Ouvrant ces journées, la ministre a ajouté que le gouvernement a réagi favorablement aux besoins urgents des entreprises, en adoptant plusieurs mesures visant à stimuler l’investissement, assurer la pérennité du tissu économique et facilité l’accès aux financements nécessaires.

Dans ce cadre, elle a rappelé la promulgation, récemment, du décret- loi n°2022-68 relatif à l’amélioration de l’efficacité de l’exécution des projets publics et privés.

Elle a fait part, aussi, de la volonté du gouvernement d’adopter une approche intégrée pour l’élaboration des réformes et des programmes nécessaires facilitant la sortie de la crise et la relance économique.

«Le gouvernement a élaboré un programme national de réformes réalistes, pouvant être mises en œuvre, dans le cadre d’une approche participative, tout en prenant en considération l’importance du volet social», a-t-elle assuré.

Réforme globale de la fiscalité

D’après elle, ce programme repose sur plusieurs axes, dont l’amélioration de l’accès au marché, le développement de l’infrastructure et de la technologie, ce qui permettra de fournir de meilleurs services logistiques, et d’activer le rôle des technopôles, notamment dans les domaines de l’innovation, de la recherche et du développement. La finalité est de soutenir l’effort de restructuration du tissu économique et d’impulser sa compétitivité.

Ce programme vise, aussi, à soutenir l’investissement privé, à travers le renforcement des mécanismes de financement nécessaires, surtout au profit des petites et moyennes entreprises et des start-up, outre l’amélioration de l’intégration financière, le développement de services de paiement électronique et la sécurisation de la résilience financière du secteur bancaire.

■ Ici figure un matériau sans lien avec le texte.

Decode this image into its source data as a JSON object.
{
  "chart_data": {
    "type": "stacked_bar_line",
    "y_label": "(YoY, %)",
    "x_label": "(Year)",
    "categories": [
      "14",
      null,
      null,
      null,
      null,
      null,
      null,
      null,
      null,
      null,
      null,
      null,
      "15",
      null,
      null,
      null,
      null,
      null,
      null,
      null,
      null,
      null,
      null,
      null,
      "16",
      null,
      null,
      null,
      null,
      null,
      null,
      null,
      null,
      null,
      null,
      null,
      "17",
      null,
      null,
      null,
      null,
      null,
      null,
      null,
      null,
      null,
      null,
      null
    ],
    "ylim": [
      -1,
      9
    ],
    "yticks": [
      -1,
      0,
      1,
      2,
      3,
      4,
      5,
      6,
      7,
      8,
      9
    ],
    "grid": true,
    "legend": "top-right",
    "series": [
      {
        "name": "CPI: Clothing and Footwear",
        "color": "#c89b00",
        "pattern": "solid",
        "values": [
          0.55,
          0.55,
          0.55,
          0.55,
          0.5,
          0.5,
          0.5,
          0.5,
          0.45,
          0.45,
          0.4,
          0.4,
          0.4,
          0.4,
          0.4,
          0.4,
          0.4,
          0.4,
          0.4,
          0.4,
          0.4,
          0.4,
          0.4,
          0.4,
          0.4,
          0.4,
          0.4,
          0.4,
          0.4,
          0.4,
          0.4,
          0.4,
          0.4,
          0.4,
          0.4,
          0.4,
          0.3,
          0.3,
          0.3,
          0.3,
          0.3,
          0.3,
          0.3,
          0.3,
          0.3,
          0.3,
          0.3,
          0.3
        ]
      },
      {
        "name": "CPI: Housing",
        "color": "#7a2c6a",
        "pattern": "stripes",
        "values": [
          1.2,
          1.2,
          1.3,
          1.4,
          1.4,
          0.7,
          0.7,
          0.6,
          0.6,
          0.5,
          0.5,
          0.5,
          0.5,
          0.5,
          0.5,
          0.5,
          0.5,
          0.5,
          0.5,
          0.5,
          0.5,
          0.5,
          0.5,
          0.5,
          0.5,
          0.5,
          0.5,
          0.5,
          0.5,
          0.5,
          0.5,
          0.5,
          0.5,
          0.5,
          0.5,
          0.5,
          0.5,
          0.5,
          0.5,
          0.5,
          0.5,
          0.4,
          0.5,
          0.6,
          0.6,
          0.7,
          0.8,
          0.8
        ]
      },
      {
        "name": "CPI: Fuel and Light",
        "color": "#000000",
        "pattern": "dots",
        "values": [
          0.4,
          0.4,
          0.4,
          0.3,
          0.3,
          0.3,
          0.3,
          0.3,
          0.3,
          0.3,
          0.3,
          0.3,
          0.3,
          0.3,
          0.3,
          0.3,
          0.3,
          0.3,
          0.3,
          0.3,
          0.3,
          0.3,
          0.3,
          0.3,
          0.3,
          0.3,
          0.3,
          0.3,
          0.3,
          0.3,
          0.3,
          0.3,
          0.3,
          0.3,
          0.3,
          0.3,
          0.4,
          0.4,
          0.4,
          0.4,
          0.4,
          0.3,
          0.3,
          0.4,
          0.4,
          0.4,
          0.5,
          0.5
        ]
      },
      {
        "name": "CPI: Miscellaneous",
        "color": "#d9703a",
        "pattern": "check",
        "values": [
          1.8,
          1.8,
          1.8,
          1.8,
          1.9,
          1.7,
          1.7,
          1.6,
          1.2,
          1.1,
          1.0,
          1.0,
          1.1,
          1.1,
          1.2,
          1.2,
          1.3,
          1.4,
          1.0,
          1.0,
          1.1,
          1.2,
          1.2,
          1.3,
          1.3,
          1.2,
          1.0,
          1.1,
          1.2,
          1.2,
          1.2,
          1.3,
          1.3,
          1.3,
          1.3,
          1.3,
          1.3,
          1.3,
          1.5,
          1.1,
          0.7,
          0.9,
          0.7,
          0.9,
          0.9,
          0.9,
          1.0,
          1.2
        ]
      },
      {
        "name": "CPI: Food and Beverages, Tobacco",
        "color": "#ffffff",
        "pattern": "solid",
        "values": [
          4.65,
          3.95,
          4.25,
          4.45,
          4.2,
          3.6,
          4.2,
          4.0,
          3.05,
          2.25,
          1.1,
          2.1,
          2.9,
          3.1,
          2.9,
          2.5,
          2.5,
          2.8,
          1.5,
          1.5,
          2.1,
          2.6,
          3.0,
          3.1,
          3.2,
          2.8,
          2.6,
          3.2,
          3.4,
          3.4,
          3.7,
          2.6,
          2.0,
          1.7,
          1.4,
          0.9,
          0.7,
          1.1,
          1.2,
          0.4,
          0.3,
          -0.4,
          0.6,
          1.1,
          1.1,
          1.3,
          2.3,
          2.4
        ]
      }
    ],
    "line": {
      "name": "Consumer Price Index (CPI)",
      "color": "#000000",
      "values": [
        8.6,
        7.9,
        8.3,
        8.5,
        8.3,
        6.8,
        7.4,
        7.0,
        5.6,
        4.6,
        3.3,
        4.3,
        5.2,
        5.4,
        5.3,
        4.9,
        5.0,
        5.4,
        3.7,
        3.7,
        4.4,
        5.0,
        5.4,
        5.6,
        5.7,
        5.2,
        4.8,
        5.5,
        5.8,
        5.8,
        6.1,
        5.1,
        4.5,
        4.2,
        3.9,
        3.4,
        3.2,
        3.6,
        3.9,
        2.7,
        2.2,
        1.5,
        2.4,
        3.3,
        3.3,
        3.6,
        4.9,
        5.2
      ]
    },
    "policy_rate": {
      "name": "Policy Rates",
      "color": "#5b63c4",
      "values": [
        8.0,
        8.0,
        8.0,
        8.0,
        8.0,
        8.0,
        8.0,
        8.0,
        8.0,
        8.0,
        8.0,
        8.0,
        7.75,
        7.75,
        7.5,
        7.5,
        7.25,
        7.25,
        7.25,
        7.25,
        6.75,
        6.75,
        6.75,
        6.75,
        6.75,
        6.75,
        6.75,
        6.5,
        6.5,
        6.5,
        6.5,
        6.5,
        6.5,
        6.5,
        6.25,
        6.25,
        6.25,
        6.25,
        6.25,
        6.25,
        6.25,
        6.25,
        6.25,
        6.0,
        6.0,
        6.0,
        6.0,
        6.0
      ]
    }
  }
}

 «Les réformes sont fondées sur la réforme globale de la fiscalité, en vue de consacrer la justice fiscale, la transparence des transactions, la modernisation de l’administration fiscale, la rationalisation des avantages fiscaux et l’intégration du secteur parallèle. La loi de finances pour l’exercice 2023 comprendra des mesures dans ce sens», a assuré la ministre, en faisant remarquer que dans le cadre de la réforme de la fonction publique, l’accent sera mis sur la digitalisation de l’administration, la rationalisation de la gestion des ressources humaines et le développement du système de rémunération.

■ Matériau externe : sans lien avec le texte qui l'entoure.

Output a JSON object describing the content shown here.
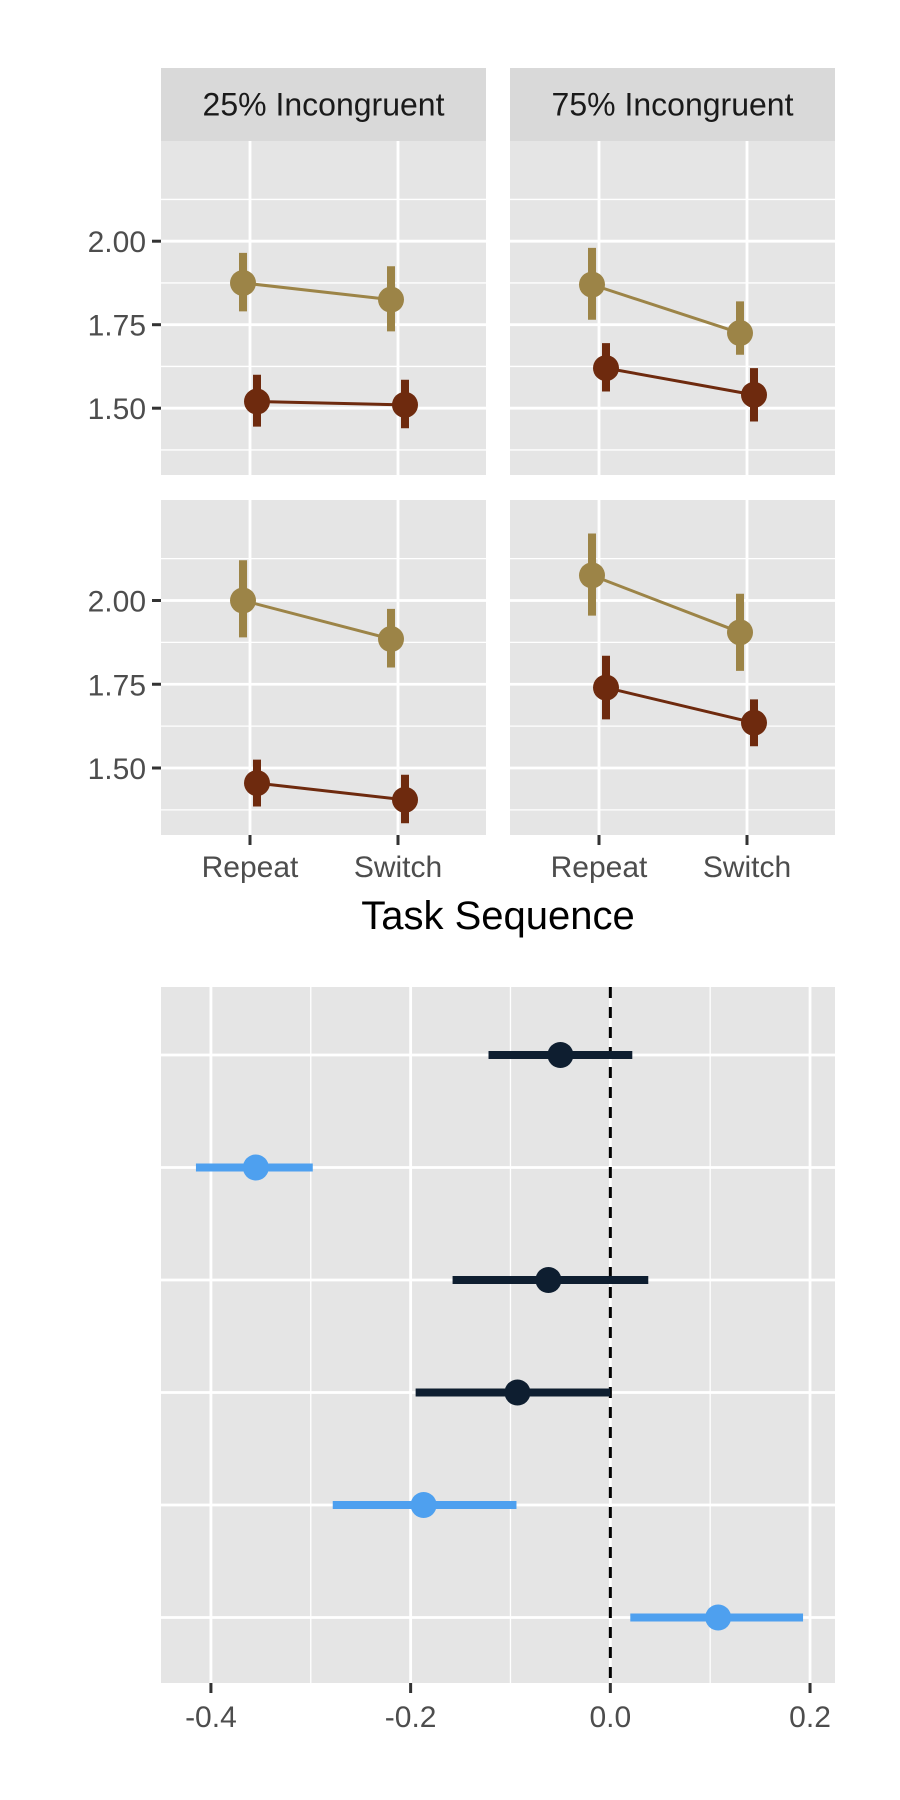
{
  "colors": {
    "tan": "#9c8447",
    "brown": "#6e2a0e",
    "navy": "#0e1e30",
    "blue": "#4ea0ef",
    "panel_bg": "#e5e5e5",
    "strip_bg": "#d9d9d9",
    "grid": "#ffffff",
    "tick_text": "#4d4d4d"
  },
  "chart_data": [
    {
      "type": "line",
      "chart_id": "facet-line",
      "facets": [
        "25% Incongruent",
        "75% Incongruent"
      ],
      "rows": 2,
      "xlabel": "Task Sequence",
      "categories": [
        "Repeat",
        "Switch"
      ],
      "ylim": [
        1.3,
        2.3
      ],
      "yticks": [
        1.5,
        1.75,
        2.0
      ],
      "ytick_labels": [
        "1.50",
        "1.75",
        "2.00"
      ],
      "panels": [
        {
          "row": 0,
          "col": 0,
          "series": [
            {
              "color": "tan",
              "values": [
                1.875,
                1.825
              ],
              "err_low": [
                1.79,
                1.73
              ],
              "err_high": [
                1.965,
                1.925
              ]
            },
            {
              "color": "brown",
              "values": [
                1.52,
                1.51
              ],
              "err_low": [
                1.445,
                1.44
              ],
              "err_high": [
                1.6,
                1.585
              ]
            }
          ]
        },
        {
          "row": 0,
          "col": 1,
          "series": [
            {
              "color": "tan",
              "values": [
                1.87,
                1.725
              ],
              "err_low": [
                1.765,
                1.66
              ],
              "err_high": [
                1.98,
                1.82
              ]
            },
            {
              "color": "brown",
              "values": [
                1.62,
                1.54
              ],
              "err_low": [
                1.55,
                1.46
              ],
              "err_high": [
                1.695,
                1.62
              ]
            }
          ]
        },
        {
          "row": 1,
          "col": 0,
          "series": [
            {
              "color": "tan",
              "values": [
                2.0,
                1.885
              ],
              "err_low": [
                1.89,
                1.8
              ],
              "err_high": [
                2.12,
                1.975
              ]
            },
            {
              "color": "brown",
              "values": [
                1.455,
                1.405
              ],
              "err_low": [
                1.385,
                1.335
              ],
              "err_high": [
                1.525,
                1.48
              ]
            }
          ]
        },
        {
          "row": 1,
          "col": 1,
          "series": [
            {
              "color": "tan",
              "values": [
                2.075,
                1.905
              ],
              "err_low": [
                1.955,
                1.79
              ],
              "err_high": [
                2.2,
                2.02
              ]
            },
            {
              "color": "brown",
              "values": [
                1.74,
                1.635
              ],
              "err_low": [
                1.645,
                1.565
              ],
              "err_high": [
                1.835,
                1.705
              ]
            }
          ]
        }
      ]
    },
    {
      "type": "scatter",
      "chart_id": "coef-plot",
      "xlim": [
        -0.45,
        0.225
      ],
      "xticks": [
        -0.4,
        -0.2,
        0.0,
        0.2
      ],
      "xtick_labels": [
        "-0.4",
        "-0.2",
        "0.0",
        "0.2"
      ],
      "reference_line_x": 0.0,
      "points": [
        {
          "x": -0.05,
          "low": -0.122,
          "high": 0.022,
          "color": "navy"
        },
        {
          "x": -0.355,
          "low": -0.415,
          "high": -0.298,
          "color": "blue"
        },
        {
          "x": -0.062,
          "low": -0.158,
          "high": 0.038,
          "color": "navy"
        },
        {
          "x": -0.093,
          "low": -0.195,
          "high": 0.0,
          "color": "navy"
        },
        {
          "x": -0.187,
          "low": -0.278,
          "high": -0.094,
          "color": "blue"
        },
        {
          "x": 0.108,
          "low": 0.02,
          "high": 0.193,
          "color": "blue"
        }
      ]
    }
  ]
}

Mme Gongi a souligné, à cet égard, l’engagement du gouvernement à poursuivre le dialogue avec l’UGTT et l’Utica et à œuvrer à préserver le pouvoir d’achat du citoyen, à travers l’allègement de l’impact de l’inflation importée.

Audit des entreprises publiques

La ministre a affirmé que le gouvernement a décidé d’engager un audit des entreprises publiques et à œuvrer à instaurer un nouveau système de gouvernance de ces établissements, lequel sera fondé sur davantage de souplesse et de transparence et la reddition des comptes. Il s’agit, également, d’élaborer une liste des entreprises publiques actives dans les secteurs stratégiques, afin d’améliorer la qualité des services publics et leur compétitivité, sans pour autant céder ces entreprises aux privés. Elle a mis en exergue le souci du gouvernement de revoir le système de compensation des produits de base, en vue le rationaliser et de protéger le pouvoir d’achat des catégories moyennes et à faible revenu.

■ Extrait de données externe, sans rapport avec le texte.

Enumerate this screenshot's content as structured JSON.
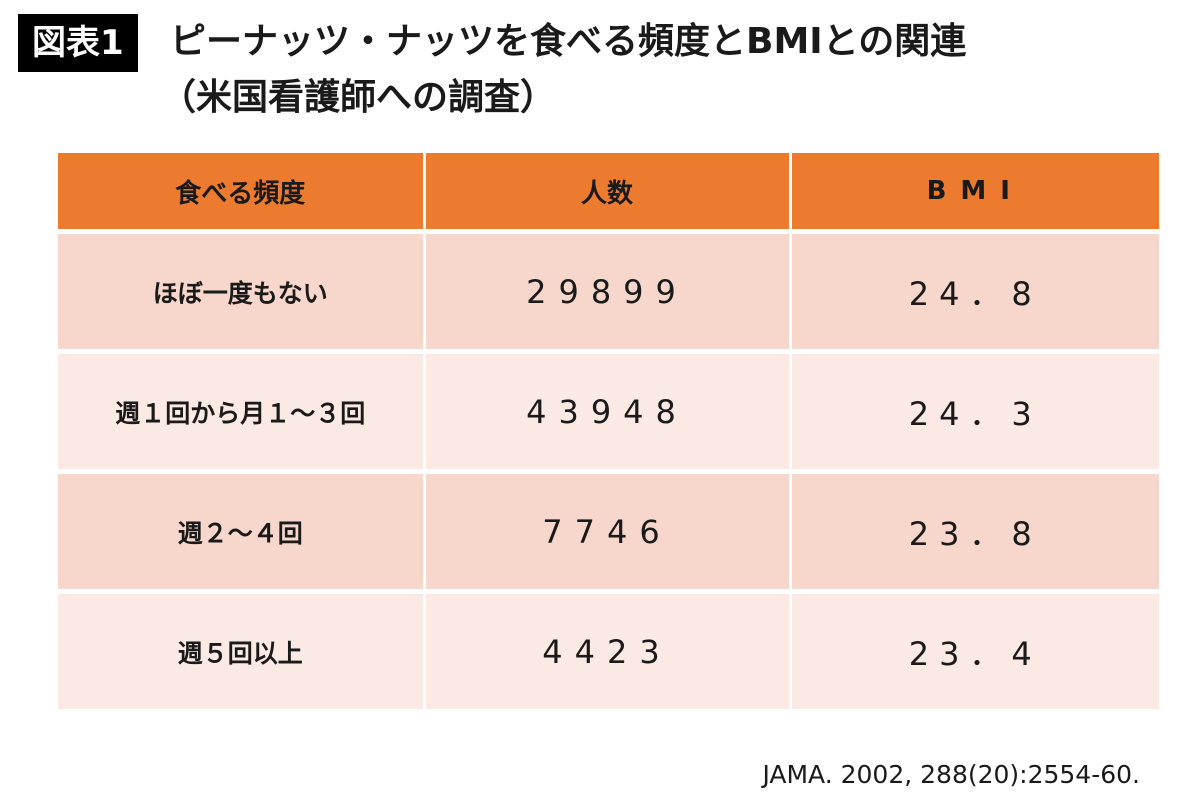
{
  "figure_label": "図表1",
  "title_line1": "ピーナッツ・ナッツを食べる頻度とBMIとの関連",
  "title_line2": "（米国看護師への調査）",
  "table": {
    "headers": [
      "食べる頻度",
      "人数",
      "BMI"
    ],
    "rows": [
      {
        "frequency": "ほぼ一度もない",
        "count": "29899",
        "bmi": "24．8"
      },
      {
        "frequency": "週１回から月１～３回",
        "count": "43948",
        "bmi": "24．3"
      },
      {
        "frequency": "週２～４回",
        "count": "7746",
        "bmi": "23．8"
      },
      {
        "frequency": "週５回以上",
        "count": "4423",
        "bmi": "23．4"
      }
    ],
    "colors": {
      "header_bg": "#ec7b30",
      "row_odd_bg": "#f7d6cb",
      "row_even_bg": "#fbe9e4"
    }
  },
  "source": "JAMA. 2002, 288(20):2554-60."
}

«Le gouvernement est convaincu que le programme de réformes va permettre de maîtriser progressivement, les équilibres des finances publiques et aura un impact positif sur l’emploi à moyen et long termes», a dit Mme Gongi, ajoutant que la sécurité alimentaire et énergétique continue d’être le défi majeur auquel fait face la Tunisie aujourd’hui. Elle, à cet effet, fait état de la détermination du gouvernement à réaliser l’autosuffisance en blé dur, limiter l’importation de certains produits et promouvoir les ressources fourragères locales pour soutenir la filière laitière.

En ce qui concerne la sécurité hydrique, elle a indiqué que le gouvernement a œuvré pour accélérer le raccordement des barrages du nord au centre et entamé la réalisation de nouveaux barrages en plus du parachèvement des stations de dessalement des eaux à Zarat, Sousse et Sfax.

La ministre a également rappelé la détermination du gouvernement à renforcer la sécurité énergétique à travers l’accélération des stratégies nationales de transition énergétique. «Le gouvernement a adopté une série de projets d’investissement dans les énergies renouvelables,  l’objectif étant de maitriser le déficit énergétique et de créer des opportunités d’emplois verts», a-t-elle assuré.

Evoquant les négociations avec le FMI, elle a indiqué que l’aboutissement à un accord au niveau des experts, le 15 octobre 2022, est un «témoignage de la crédibilité et de la viabilité du programme de réformes et aussi, un signe de confiance en la capacité de  résilience de l’économie nationale». Et d’évoquer les retombées positives de cet accord dont notamment le relèvement de la note de défaut émetteur à long terme en devises de la Tunisie de «CCC» à «CCC+» par l’agence de notation Fitch Ratings, le 1er décembre courant, après une série de baisses successives de la notation.

La ministre a fait savoir qu’il y a un regain de confiance de la part des partenaires stratégiques de la Tunisie, confirmé par la Conférence internationale de Tokyo sur le développement de l’Afrique (Ticad8), tenue courant août à Tunis, et le Sommet de la Francophonie en novembre à Djerba).